Pass the crow, please.
Last week, I noted that the hullaballoo about the impending changes to Google Reader were likely overblown. Insofar as we’re talking about the sharing and social features migrating to Google+, it probably is overblown. But the new user interface stinks. From Google’s official blog:
A new look and feel that’s cleaner, faster, and nicer to look at.
Cleaner? I guess. Faster? Not in my experience so far. Easier to look at? I don’t use Google Reader to look, I use it to read.
The functionality of the old interface is completely lost. The buttons are all in the wrong place. Simple features (such as ‘mark as unread’) are nowhere to be found. The color scheme is harder to read, fewer RSS items appear on my screen, the spacing is awkward, there’s excessive and wasted blank space, the hierarchy of information is all wrong (why is the subscribe button so big and red?), etc.
What a mess.
The least Google can do is to offer users the option to retain the old interface.
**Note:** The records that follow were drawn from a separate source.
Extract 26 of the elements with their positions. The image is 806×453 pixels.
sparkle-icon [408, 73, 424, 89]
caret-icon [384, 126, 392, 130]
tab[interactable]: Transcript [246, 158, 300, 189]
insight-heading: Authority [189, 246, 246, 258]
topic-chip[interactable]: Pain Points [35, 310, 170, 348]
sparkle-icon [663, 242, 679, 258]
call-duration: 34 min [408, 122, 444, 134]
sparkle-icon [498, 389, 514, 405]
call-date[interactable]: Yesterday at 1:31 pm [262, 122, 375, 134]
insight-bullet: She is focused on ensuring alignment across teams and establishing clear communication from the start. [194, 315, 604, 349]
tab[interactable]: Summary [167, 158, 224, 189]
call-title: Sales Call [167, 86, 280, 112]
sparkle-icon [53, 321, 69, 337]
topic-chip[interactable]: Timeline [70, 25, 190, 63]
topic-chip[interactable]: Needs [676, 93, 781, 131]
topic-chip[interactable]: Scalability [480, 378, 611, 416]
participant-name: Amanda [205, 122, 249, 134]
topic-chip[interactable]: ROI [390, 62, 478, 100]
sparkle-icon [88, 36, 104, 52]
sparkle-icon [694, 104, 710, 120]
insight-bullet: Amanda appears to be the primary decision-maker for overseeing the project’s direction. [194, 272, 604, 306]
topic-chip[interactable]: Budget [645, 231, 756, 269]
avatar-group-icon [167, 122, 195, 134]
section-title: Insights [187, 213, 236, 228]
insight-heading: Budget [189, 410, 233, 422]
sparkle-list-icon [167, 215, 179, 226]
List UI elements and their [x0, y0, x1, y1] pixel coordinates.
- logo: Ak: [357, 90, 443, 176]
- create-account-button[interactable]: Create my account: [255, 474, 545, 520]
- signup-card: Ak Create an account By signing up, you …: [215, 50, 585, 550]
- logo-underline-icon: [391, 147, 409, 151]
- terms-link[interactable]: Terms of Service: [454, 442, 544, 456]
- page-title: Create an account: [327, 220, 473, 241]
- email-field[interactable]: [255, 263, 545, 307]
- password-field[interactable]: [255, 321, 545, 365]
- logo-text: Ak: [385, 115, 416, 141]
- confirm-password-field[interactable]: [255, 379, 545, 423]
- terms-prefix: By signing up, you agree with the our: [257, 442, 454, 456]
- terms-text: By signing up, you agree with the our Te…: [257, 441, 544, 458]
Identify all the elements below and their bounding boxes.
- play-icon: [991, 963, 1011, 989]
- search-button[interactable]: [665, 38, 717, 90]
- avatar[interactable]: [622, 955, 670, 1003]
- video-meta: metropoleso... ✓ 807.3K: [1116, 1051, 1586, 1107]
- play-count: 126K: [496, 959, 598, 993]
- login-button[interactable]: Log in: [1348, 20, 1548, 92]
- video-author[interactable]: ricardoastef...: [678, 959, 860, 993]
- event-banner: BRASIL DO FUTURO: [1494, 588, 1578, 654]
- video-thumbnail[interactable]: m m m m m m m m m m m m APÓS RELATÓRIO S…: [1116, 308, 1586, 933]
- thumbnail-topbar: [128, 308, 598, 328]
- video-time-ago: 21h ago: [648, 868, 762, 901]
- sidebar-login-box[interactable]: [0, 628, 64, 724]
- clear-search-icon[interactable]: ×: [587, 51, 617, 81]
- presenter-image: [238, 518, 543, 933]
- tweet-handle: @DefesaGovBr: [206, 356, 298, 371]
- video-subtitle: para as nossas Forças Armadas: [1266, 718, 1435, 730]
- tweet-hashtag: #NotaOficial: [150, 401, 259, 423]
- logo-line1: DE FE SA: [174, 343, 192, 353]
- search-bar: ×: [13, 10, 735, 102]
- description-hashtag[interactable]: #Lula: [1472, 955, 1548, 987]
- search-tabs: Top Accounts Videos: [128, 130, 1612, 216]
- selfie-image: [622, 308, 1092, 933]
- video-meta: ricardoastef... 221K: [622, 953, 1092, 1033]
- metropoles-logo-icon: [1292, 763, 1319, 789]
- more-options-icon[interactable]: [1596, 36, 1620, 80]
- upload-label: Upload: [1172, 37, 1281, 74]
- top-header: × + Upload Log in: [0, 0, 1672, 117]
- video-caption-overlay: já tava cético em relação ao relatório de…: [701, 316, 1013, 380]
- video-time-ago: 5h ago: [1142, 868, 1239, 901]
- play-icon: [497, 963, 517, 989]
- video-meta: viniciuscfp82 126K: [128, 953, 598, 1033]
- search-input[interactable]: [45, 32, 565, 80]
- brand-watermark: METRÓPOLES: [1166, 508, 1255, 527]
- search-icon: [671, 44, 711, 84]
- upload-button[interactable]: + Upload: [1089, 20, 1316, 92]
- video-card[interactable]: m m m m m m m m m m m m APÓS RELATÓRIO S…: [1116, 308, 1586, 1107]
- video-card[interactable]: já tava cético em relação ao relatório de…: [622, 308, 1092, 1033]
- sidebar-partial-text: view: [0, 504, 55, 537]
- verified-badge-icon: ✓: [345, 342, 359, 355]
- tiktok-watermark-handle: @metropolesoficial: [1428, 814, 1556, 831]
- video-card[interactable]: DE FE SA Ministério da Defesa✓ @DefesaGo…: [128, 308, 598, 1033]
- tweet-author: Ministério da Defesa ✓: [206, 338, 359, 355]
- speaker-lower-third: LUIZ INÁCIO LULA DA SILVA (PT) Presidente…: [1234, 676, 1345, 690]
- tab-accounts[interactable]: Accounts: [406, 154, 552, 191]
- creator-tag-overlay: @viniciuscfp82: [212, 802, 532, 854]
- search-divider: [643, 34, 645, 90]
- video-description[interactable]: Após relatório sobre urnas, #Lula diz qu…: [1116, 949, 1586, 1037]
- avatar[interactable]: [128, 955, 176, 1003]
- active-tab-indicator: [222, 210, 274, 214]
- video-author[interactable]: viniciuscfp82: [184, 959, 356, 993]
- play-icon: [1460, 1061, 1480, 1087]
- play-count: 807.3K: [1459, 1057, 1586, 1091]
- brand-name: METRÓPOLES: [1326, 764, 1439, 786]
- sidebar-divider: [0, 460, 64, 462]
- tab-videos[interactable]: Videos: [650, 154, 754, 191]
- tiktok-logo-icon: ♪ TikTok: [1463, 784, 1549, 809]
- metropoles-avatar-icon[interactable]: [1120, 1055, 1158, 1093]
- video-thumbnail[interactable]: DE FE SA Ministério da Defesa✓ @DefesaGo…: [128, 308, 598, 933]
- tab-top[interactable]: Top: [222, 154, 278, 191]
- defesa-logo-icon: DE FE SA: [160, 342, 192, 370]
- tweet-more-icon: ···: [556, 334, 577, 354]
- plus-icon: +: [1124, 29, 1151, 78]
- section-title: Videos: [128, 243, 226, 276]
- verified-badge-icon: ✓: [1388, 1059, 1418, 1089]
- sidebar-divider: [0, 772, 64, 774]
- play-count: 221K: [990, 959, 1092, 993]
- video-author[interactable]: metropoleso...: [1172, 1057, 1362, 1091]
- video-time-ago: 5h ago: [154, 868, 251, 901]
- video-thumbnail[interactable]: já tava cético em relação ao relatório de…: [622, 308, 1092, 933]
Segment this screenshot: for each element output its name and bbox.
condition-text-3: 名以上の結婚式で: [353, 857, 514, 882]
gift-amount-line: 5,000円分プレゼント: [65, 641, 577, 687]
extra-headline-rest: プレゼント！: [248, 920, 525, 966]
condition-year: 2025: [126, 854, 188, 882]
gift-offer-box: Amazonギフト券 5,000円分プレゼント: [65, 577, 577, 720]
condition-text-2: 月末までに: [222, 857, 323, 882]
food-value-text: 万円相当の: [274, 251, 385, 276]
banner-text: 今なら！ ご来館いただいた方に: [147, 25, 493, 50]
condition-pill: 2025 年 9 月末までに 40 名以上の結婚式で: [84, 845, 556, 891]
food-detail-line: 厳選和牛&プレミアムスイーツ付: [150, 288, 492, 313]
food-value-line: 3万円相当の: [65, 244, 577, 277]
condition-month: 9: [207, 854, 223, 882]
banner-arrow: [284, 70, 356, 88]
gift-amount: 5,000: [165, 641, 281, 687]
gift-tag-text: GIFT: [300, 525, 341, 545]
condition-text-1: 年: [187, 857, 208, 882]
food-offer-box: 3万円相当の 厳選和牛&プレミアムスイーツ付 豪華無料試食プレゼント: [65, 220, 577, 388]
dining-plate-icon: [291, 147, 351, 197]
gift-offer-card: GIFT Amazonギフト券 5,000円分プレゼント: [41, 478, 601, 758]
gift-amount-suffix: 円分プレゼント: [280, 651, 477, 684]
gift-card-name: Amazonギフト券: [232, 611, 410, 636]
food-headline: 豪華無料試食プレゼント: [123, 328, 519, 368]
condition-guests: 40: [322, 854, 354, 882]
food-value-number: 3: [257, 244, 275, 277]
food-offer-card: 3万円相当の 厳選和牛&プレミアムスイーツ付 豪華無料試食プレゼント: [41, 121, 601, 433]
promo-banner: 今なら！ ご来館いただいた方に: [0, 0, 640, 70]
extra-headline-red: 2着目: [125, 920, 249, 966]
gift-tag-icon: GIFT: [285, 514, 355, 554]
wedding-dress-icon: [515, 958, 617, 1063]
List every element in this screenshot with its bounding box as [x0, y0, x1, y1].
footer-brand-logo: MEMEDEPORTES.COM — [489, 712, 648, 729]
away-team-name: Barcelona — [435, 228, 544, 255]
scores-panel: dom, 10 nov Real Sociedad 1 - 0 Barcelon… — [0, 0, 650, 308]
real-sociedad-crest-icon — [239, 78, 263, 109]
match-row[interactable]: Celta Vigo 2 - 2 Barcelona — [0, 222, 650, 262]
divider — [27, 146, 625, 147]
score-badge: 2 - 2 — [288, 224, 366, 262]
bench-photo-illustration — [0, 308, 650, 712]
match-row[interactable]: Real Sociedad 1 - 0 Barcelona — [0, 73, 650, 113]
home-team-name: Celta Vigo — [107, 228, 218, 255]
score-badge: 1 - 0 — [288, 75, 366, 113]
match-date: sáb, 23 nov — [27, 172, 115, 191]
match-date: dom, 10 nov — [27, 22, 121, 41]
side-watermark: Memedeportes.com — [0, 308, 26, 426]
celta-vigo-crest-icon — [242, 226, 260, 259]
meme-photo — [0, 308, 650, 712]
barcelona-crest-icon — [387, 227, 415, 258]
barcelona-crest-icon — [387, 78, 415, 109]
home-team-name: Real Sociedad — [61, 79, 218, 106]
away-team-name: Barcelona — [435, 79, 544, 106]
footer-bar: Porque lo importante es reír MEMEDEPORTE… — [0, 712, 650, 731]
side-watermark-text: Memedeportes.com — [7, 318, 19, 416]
Gmail offers this for users (via themes), Google Docs and Google Calendar’s recent interface redesigns offer the option to switch to the older, more compact, more information-dense interface as well. Google should make the same option available for reader, or I’m going to be in the market for a new RSS feed reader.
The initial reaction isn’t good. Not that most UI changes are universally embraced, but this is more than a Garth Algar ‘we fear change‘ moment – this is a step backwards in utility.
Pass the crow. For the time being, the reader items in the sidebar won’t be updating.